It comes as a document on the Government's Insolvency Service register revealed today that the businessman has this month filed for bankruptcy.
David Haigh was convicted in 2015 by a Dubai court of siphoning off nearly £4m in funds from his then-employers GFH Capital Ltd, a private equity company based in the Middle East which previously owned the football club.
A later judgement from 2018 calling Mr Haigh a "fraudster" and ordering him to repay the funds was upheld in May this year by the English courts, a ruling which he immediately appealed.
In the ongoing legal saga, a judge has now ruled Haigh's grounds for appeal were "without merit" and issued a penal notice, meaning he could be imprisoned, face a contempt of court charge or fined if he does not disclose documents to show what he did with the money.
The judgement, which was made at the end of last month but published this week, also refused to accept Mr Haigh's claims he has been seeking psychiatric treatment in hospital throughout the ongoing court proceedings.
Mr Justice Henshaw said there was no "credible" evidence to prove Mr Haigh was unable to fully comply with the court proceedings due to being an inpatient, saying he had failed to comply with requests to provide concrete proof.
He said: "I do not accept that Mr Haigh would be unable to fulfil the obligations imposed on him, or indeed necessarily to take part in the present hearing, even if he had been in hospital.
"There is, in particular, no evidence of any kind, let alone any independent evidence, that Mr Haigh was actually in receipt of treatment during the time over which the present hearing has taken place.

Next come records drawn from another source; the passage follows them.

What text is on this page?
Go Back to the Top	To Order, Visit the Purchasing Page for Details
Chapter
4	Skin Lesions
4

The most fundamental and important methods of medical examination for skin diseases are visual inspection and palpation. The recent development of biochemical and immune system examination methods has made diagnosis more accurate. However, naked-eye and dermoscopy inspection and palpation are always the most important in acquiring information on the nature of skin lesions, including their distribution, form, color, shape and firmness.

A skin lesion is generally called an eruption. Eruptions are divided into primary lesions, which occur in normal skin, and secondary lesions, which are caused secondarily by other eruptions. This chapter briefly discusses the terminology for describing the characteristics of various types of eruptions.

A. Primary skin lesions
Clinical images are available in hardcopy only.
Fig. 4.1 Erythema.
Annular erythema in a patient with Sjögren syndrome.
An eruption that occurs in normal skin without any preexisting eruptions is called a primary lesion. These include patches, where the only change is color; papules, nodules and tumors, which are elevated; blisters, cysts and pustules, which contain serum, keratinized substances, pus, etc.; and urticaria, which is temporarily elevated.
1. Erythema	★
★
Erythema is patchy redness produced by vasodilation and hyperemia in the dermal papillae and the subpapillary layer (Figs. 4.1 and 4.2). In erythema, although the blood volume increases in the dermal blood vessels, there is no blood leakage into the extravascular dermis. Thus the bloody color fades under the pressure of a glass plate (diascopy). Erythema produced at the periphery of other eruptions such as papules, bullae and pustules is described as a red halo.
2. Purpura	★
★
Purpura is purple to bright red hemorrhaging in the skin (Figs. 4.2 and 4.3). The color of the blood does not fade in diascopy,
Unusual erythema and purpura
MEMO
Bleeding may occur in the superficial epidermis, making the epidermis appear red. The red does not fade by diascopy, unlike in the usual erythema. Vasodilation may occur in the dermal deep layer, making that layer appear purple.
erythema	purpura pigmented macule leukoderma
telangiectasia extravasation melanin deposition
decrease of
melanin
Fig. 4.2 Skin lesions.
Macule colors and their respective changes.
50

I have already expressed the reasons for my conclusion that the true reason for Mr Haigh’s non-participation in this hearing has been his deliberate choice not to do so."
Sums of £2,039,793.70, AED 8,735,340 and USD $50,000 were originally awarded in damages to GFH, after Dubai judge Mr Justice Cook ruled Mr Haigh had caused the sums to be paid into the bank accounts of himself and a close friend.
Mr Haigh spent more than two years in prison over the fraud conviction after he was brought to the UAE and arrested in May 2014.
Since his release and return to England in 2016, Mr Haigh has repeatedly claimed his human rights were breached before and during his incarceration.
In the ruling in May, previous Dubai judge Mr Justice Cook was quoted as saying: “No-one has ever come forward with a coherent explanation for the fact that large sums of money found their way into the bank accounts of [Mr Haigh] and that false invoices were created with payment instructions which disguised the receipt of those sums by [him]”.
Following the judgement, Mr Haigh said he was planning to appeal against it. In his statement he insisted he was willing to challenge the decision in the European Court of Human Rights, if necessary.